101°F
weather icon Clear

Human-trafficking problem is difficult to measure

How big of a problem is human trafficking?

It depends.

At last count, in 2000, there were an estimated 27 million victims of human trafficking worldwide.

That’s the number cited by the U.S. State Department’s Office to Combat Human Trafficking, and it’s most commonly repeated by activists.

But late last year, when President Barack Obama signed legislation to reauthorize the Trafficking Victims Protection Act of 2000, he put the number at 20 million.

While the numbers vary depending on whom one talks to, 27 million is most often cited and attributed to the State Department.

But when asked about the estimate, a State Department spokeswoman said she couldn’t vouch for it.

“Trafficking in persons is an underground industry, and similar to other hidden crimes, it is extremely difficult to determine exact figures,’’ the spokeswoman said. “Gathering accurate statistics on the number of people who are victims of trafficking is challenging for several reasons: 1) the underground nature of the crime makes it almost impossible to establish a representative sample of the population because victims are afraid or unable to come forward, 2) the lack of consistent and reliable data collection by countries, and 3) definitional difficulties, circular reporting, and the frequent intermingling of human trafficking, smuggling, and vice crime statistics.”

In fact, that 27 million estimate can be traced to the research of one man, Kevin Bales, a human rights activist who teaches at the University of Hull in Brighton, England. In literature and in interviews, Bales, an Oklahoma native, describes himself as an “Anti Slavery” professor who helped found Free the Slaves, a Washington, D.C.-based nonprofit whose mission is to stop human trafficking and raise awareness about “modern-day slavery.”

In 1999, Bales led a research project involving a half-dozen students from London’s Roehampton University who placed thousands of calls, sent out thousands of emails and visited dozens of governments in different countries, although when pressed, he could not name the countries.

“This is secondary source analysis, meaning searching for and examining all possible materials that can be located in the public domain or in private or official hands that can shed light,’’ Bales wrote in an email. “This could be arrest records, journalist accounts, ‘guesstimates’ of officials or NGO workers, anything that put forward a number, precise or rough. All of these numbers or guesses or estimates were then reviewed and judged to be reliable or not, and then passed in front of country experts who could base an assessment on better knowledge.”
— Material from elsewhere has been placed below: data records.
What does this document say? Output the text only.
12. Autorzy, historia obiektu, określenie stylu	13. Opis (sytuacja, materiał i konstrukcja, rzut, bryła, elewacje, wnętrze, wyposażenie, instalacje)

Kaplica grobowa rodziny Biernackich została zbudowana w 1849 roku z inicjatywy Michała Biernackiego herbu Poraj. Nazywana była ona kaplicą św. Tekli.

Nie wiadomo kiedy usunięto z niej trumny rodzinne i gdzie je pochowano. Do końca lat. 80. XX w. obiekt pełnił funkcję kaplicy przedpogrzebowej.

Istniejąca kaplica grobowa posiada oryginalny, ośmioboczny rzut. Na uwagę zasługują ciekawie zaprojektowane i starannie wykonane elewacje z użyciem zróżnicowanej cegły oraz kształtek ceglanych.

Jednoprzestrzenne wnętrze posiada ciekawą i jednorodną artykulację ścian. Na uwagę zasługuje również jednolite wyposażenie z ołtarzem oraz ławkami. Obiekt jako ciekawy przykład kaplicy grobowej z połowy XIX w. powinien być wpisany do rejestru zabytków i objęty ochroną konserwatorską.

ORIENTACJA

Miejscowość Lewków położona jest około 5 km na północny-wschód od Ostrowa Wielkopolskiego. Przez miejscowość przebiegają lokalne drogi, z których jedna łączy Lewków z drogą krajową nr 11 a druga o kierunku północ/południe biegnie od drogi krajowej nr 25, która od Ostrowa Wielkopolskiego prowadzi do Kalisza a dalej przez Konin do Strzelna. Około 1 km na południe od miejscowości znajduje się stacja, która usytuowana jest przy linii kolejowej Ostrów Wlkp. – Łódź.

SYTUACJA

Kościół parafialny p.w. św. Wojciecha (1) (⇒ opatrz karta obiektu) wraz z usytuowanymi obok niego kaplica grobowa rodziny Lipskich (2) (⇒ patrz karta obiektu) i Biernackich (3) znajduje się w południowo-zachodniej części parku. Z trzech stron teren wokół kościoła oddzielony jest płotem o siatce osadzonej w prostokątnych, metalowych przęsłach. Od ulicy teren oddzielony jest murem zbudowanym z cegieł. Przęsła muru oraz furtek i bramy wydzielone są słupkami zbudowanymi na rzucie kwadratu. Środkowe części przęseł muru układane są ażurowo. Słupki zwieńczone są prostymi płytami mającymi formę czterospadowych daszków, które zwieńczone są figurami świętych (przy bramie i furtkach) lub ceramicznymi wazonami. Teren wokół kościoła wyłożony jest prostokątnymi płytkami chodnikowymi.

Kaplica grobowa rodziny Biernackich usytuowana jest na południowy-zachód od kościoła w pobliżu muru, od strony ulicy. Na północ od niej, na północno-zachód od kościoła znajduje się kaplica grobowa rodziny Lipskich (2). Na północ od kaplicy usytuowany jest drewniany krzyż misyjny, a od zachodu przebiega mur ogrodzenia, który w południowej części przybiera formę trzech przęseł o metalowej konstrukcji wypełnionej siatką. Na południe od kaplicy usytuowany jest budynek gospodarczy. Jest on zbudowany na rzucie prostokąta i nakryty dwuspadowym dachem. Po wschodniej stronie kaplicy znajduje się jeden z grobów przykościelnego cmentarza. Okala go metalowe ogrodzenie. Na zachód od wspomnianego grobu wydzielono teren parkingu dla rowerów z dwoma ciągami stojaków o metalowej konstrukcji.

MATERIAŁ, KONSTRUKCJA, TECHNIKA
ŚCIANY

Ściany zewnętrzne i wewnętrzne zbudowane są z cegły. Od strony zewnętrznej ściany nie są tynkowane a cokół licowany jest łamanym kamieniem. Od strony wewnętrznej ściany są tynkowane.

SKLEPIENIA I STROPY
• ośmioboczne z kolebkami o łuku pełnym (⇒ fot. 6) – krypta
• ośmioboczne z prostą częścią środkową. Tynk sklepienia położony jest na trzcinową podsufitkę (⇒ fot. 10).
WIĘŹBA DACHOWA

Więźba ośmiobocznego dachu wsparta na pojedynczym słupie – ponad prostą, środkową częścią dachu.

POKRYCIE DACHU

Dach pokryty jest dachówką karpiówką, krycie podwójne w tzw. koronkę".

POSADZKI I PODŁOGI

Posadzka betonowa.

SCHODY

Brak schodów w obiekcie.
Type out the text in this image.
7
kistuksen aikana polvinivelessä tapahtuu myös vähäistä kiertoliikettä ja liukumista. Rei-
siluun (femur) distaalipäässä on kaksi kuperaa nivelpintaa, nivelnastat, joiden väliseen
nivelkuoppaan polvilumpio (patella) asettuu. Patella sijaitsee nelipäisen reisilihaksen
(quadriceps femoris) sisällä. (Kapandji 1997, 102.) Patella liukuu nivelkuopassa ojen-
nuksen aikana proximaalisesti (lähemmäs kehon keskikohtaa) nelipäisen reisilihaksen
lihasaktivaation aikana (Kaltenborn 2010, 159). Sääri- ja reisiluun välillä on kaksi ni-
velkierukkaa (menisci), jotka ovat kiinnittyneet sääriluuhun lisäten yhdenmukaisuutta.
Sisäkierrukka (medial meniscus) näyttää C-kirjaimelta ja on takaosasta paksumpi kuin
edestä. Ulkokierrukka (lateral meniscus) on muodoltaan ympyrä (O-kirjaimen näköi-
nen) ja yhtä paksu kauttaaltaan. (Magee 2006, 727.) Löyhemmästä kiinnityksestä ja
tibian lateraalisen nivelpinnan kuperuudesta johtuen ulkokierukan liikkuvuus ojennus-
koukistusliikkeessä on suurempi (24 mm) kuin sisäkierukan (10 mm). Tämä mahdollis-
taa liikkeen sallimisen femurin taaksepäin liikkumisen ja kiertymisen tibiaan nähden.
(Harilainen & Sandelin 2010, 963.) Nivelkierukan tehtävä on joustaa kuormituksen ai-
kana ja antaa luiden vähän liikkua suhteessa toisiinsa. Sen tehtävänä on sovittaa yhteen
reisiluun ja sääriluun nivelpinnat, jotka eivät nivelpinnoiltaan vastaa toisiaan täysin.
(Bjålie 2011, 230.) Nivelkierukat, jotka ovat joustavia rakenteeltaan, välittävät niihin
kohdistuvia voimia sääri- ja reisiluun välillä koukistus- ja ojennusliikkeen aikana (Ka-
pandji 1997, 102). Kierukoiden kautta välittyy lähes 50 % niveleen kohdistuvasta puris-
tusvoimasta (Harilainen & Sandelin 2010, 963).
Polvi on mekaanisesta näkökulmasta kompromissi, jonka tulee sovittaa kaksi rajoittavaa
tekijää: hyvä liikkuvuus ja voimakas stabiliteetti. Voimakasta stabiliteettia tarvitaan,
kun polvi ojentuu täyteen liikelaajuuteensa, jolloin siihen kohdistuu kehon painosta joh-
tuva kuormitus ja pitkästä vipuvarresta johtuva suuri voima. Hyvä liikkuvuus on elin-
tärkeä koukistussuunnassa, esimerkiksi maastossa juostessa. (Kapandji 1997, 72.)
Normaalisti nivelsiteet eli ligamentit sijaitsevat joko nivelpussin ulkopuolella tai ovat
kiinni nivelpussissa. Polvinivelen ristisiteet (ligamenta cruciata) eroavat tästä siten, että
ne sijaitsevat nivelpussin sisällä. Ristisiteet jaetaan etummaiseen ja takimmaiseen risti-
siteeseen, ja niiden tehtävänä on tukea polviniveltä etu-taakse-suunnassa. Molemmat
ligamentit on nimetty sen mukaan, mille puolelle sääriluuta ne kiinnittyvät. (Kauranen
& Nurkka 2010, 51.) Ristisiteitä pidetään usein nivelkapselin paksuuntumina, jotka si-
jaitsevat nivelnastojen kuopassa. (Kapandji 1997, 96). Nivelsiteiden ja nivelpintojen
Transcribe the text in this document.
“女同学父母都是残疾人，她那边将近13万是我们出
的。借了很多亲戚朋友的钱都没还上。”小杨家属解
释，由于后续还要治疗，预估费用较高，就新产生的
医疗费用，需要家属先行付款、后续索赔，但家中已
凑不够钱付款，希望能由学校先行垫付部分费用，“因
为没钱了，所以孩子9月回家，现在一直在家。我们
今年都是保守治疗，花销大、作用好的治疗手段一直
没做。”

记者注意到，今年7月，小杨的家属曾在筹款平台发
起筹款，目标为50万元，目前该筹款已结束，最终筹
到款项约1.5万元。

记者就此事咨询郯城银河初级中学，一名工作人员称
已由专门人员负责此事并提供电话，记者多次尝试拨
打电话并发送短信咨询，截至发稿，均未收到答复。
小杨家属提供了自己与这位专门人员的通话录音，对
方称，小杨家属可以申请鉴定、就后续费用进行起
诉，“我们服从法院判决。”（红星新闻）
As proud as Bales is that the State Department cites his number without qualification, he acknowledges that his researchers talked to few, if any, victims of human trafficking.

Despite the acknowledged flaws in the methodology, he said he’s managed to “recrunch the numbers” and will release a new global figure in October. He didn’t get into specifics on how the statistics are being retallied.

David Feingold, a research anthropologist who has been studying human trafficking well before it became, in his words “the flavor of the month,” said numbers are almost irrelevant.

“Think about it,” said Feingold, who serves on the U.N.’s Inter-Agency Working Group on Trafficking of Girls and Women in Southeast Asia. “Are you really going to act any differently if you hear there are 10 million victims? Or 6 million? Probably not.”

And yet if the task at hand were to determine the number of influenza outbreaks, he said, the numbers would be very clear and well-documented.

“But the more that one studies human trafficking,” he concludes, “the less clear it becomes. What’s going on in the minds of people who create (the numbers), from the vice squad to the federal government, I don’t know. Whether it’s based on fact or not, I do not know. But I do know that as long as the number is large, it helps with the advocacy, and they justify it on that basis, which I think is extremely dangerous.”